The Company obtained equipment financing for $26.0 million of the
total contract price from Ascend Communications, Inc. The Company
is responsible for the remaining $2.9 million. Please refer to
Long-Term Financing, above for further details regarding the
Company's financing for the purchase of its VoIP Network. In
addition, the Company is obligated to pay Williams a monthly
maintenance fee of approximately $188,000 and an additional set-up
fee of $270,000 beginning on the first month following delivery of
the Network increasing to approximately $404,000 per month through
the twelfth (12th) month of the Williams Agreement. The monthly
maintenance fee increases to approximately $639,000 per month
<PAGE>
beginning with the thirteenth (13th) month and thereafter until the
end of the contract period. The remainder of the Williams Agreement
is for its carrier services in which the Company will pay
approximately $520,000 per month over the term of the contract. In
addition, the financing will include a five- year warrant to
purchase 315,151 shares of the Company 's common stock at an
exercise price of $8.25 per share. The warrant will include
provisions for anti-dilution protections, net exercise and
registration rights. The Williams Agreement can be terminated by
the Company with six month's written notice to Williams.
Beginning in August 1999, the Company entered into negotiations with
MCI/WorldCom ("MCI/WorldCom"), its major supplier of long distance
network transmission services, in an effort to lower its network
transmission costs. As a result of these negotiations, MCI/WorldCom
agreed to amend the existing contract between the Company and
MCI/WorldCom whereby MCI/WorldCom agreed to reduce the Company's
network transmission costs by approximately 40%. Additionally,
under the terms of the amendment, the minimum monthly purchase
requirement was increased to $12,000 per month and the total minimum
purchase requirement increased to $288,000. All remaining material
terms of the contract remain the same.
As a result of the Company's amended agreement with MCI/WorldCom,
the Company determined that it was necessary to reconfigure its VoIP
network as previously described. In August 1999, the Company began
negotiations with Williams to reevaluate the configuration of the
VoIP network. This reevaluation may or may not result in a
reduction of the cost of the VoIP network. The Company anticipates
that the currently scheduled launch date of the VoIP network
(currently scheduled for January 2000) will be significantly delayed
as a result of such reevaluation. The Company anticipates that such
reevaluation will be completed in the first quarter of the year 2000.
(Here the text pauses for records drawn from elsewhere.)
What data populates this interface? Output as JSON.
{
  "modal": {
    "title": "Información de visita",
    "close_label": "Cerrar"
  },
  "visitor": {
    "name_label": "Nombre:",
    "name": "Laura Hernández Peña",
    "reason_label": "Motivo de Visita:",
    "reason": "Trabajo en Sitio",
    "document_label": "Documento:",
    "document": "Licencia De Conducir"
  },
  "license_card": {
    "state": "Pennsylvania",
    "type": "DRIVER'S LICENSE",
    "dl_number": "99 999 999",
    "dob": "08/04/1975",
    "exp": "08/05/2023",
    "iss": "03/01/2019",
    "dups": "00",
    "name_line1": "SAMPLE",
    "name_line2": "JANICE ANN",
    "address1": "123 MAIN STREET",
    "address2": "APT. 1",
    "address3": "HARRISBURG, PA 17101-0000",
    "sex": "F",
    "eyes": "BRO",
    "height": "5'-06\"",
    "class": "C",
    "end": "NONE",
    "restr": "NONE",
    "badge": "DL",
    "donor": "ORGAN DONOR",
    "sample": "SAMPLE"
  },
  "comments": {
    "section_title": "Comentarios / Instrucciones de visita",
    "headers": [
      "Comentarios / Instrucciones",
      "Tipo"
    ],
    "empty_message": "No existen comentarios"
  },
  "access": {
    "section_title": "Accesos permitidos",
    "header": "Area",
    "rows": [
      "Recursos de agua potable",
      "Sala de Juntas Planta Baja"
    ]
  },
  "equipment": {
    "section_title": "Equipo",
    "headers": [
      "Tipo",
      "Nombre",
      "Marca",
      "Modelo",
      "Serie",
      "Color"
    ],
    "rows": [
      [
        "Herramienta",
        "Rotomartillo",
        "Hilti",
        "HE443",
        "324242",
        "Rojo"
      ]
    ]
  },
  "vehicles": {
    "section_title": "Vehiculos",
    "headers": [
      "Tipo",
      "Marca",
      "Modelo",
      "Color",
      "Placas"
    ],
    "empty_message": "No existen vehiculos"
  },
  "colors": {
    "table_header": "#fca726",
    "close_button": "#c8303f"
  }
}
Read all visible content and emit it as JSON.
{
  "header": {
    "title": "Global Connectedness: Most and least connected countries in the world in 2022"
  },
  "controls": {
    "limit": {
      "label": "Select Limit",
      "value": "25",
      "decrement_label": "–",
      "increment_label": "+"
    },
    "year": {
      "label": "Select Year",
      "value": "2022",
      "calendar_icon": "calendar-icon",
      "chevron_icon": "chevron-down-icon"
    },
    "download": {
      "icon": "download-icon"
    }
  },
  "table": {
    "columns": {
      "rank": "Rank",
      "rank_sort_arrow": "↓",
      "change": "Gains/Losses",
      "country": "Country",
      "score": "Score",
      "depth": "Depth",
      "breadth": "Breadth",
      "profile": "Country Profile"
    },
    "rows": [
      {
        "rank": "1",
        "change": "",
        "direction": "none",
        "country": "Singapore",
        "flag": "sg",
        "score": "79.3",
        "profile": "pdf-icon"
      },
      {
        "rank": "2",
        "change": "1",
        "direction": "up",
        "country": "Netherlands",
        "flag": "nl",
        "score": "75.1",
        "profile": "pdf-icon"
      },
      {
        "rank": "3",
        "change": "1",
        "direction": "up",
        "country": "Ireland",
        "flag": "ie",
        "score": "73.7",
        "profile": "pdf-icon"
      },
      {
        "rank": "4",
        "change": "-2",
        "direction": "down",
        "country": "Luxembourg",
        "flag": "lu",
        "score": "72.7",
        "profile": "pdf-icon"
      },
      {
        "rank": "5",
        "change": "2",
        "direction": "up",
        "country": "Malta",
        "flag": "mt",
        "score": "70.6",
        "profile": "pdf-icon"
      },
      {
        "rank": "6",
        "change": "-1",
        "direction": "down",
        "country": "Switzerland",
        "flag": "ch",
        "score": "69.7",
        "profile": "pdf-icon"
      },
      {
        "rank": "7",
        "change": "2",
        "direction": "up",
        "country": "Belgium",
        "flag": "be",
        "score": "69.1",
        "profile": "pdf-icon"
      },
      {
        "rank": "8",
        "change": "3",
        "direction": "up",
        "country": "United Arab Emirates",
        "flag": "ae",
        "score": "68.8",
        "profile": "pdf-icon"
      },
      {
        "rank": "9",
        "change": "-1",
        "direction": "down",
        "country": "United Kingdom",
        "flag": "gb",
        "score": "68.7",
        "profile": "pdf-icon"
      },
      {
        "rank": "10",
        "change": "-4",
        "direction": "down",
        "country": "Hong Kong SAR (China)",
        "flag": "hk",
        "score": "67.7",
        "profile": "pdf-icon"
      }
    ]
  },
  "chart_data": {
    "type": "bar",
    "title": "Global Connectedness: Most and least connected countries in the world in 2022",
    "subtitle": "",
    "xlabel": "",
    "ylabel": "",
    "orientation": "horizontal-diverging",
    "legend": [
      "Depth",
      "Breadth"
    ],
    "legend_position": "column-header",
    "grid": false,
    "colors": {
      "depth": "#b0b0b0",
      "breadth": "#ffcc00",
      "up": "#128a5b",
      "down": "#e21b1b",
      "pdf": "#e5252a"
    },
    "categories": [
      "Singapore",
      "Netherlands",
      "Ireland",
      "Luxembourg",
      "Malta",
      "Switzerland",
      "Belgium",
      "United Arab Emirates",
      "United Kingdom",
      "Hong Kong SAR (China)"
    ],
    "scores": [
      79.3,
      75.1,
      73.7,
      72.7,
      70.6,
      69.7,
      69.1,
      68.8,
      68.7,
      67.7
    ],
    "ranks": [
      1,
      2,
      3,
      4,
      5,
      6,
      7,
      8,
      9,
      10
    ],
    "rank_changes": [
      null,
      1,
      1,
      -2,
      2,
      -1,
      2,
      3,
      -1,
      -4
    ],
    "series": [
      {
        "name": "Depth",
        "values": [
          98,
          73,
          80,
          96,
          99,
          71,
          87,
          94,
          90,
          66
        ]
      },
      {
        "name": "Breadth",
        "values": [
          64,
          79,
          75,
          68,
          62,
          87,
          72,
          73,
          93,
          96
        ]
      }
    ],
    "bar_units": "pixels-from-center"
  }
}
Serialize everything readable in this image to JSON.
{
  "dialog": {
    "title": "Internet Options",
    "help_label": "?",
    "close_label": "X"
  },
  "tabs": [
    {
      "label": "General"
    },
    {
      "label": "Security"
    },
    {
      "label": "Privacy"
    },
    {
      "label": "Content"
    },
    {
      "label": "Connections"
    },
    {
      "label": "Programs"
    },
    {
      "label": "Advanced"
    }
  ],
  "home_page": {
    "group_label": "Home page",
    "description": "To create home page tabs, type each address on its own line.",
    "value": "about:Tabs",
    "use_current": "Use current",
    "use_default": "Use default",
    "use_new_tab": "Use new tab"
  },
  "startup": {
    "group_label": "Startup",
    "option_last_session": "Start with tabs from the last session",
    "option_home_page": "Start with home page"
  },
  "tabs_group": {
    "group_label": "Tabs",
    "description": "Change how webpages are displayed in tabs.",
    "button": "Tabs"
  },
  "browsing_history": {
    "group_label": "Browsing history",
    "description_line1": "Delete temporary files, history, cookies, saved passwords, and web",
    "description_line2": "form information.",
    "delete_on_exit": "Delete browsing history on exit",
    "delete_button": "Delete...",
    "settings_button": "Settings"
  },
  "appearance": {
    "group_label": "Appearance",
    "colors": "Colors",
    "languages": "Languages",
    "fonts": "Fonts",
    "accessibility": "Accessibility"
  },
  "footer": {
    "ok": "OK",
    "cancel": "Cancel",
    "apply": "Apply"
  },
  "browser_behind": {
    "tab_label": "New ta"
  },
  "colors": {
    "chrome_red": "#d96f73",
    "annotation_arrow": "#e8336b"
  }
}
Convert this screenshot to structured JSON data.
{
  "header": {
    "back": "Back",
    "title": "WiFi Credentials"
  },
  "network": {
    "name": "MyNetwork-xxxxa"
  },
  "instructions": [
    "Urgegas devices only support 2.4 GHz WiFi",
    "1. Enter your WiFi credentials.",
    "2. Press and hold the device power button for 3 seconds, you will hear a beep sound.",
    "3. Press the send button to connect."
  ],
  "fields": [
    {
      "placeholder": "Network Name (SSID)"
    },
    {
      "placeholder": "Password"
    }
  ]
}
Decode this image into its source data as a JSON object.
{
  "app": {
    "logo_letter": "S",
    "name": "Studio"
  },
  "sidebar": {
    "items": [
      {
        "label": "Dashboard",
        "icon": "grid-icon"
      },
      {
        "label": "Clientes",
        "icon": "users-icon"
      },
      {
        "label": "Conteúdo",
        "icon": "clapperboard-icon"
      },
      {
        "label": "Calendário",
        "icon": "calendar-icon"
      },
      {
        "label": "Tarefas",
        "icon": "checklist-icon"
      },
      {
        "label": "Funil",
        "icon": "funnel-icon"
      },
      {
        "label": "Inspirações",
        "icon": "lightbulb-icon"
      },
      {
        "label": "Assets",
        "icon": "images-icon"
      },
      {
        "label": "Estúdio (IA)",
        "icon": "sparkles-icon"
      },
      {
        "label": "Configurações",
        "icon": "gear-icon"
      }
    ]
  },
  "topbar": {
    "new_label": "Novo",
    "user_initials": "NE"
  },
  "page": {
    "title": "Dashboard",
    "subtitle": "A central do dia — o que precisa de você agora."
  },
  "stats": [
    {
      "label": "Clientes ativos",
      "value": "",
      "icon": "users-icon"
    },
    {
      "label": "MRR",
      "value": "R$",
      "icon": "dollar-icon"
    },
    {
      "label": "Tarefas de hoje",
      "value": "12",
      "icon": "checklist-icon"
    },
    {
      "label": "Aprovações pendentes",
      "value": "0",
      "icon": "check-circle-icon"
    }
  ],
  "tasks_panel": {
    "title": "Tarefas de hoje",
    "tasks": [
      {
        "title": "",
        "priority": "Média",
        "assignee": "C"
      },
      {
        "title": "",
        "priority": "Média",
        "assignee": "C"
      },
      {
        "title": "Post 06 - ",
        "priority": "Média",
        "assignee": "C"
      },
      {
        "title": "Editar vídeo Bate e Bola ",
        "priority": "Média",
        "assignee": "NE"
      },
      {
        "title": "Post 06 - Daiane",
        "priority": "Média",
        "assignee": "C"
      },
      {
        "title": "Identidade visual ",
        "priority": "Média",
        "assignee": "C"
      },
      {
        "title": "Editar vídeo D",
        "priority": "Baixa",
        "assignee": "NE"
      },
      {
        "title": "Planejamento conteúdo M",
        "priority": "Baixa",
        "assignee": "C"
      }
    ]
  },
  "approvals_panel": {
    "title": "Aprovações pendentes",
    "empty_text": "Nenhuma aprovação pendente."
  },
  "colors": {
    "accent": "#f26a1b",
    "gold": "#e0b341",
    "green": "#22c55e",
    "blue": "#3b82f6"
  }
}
OTHER CAPITAL EXPENDITURES
The Company also expects to purchase approximately $200,000 of
additional equipment in connection with the expansion of its
business. Because the Company presently does not have the capital
for such expenditures, it will have to raise these funds. (See
Long-Term Financing in this section).
GOING CONCERN
The Company's independent certified public accountants have stated
in their report included in this Form 10-KSB, that the Company has
incurred operating losses in the last two years, has a working
capital deficit and a significant stockholders deficit. These
conditions raise substantial doubt about the Company's ability to
continue as a going concern.
YEAR 2000 DISCLOSURE
The Company has completed a review of its computer systems and
non-information technology ("non-IT") systems to identify all
systems that could be affected by the inability of many existing
computer and microcontroller systems to process time-sensitive data
accurately beyond the year 1999, referred to as the Year 2000 or Y2K
issue. The Company is dependent on third-party computer systems and
applications, particularly with respect to such critical tasks as
accounting, billing and the underlying carrier (MCI/WorldCom) of its
long distance telephone service. The Company also relies on its own
computer and non-IT systems (which consists of personal computers,
internal telephone systems, internal network server, Internet server
and associated software and operating systems). In conducting the
Company's review of its internal systems, the Company performed
operational tests of its systems which revealed no Y2K problems. As
a result of its review, the Company has discovered no problems with
its systems relating to the Y2K issue and believes that such systems
are Y2K compliant. Additionally, the Company has obtained written
assurances from all of its major suppliers of third-party computer
systems and applications, indicating that they have completed a
review of their respective computer systems and that such systems
are Y2K compliant. Costs associated with the Company's review were
not material to its results of operations.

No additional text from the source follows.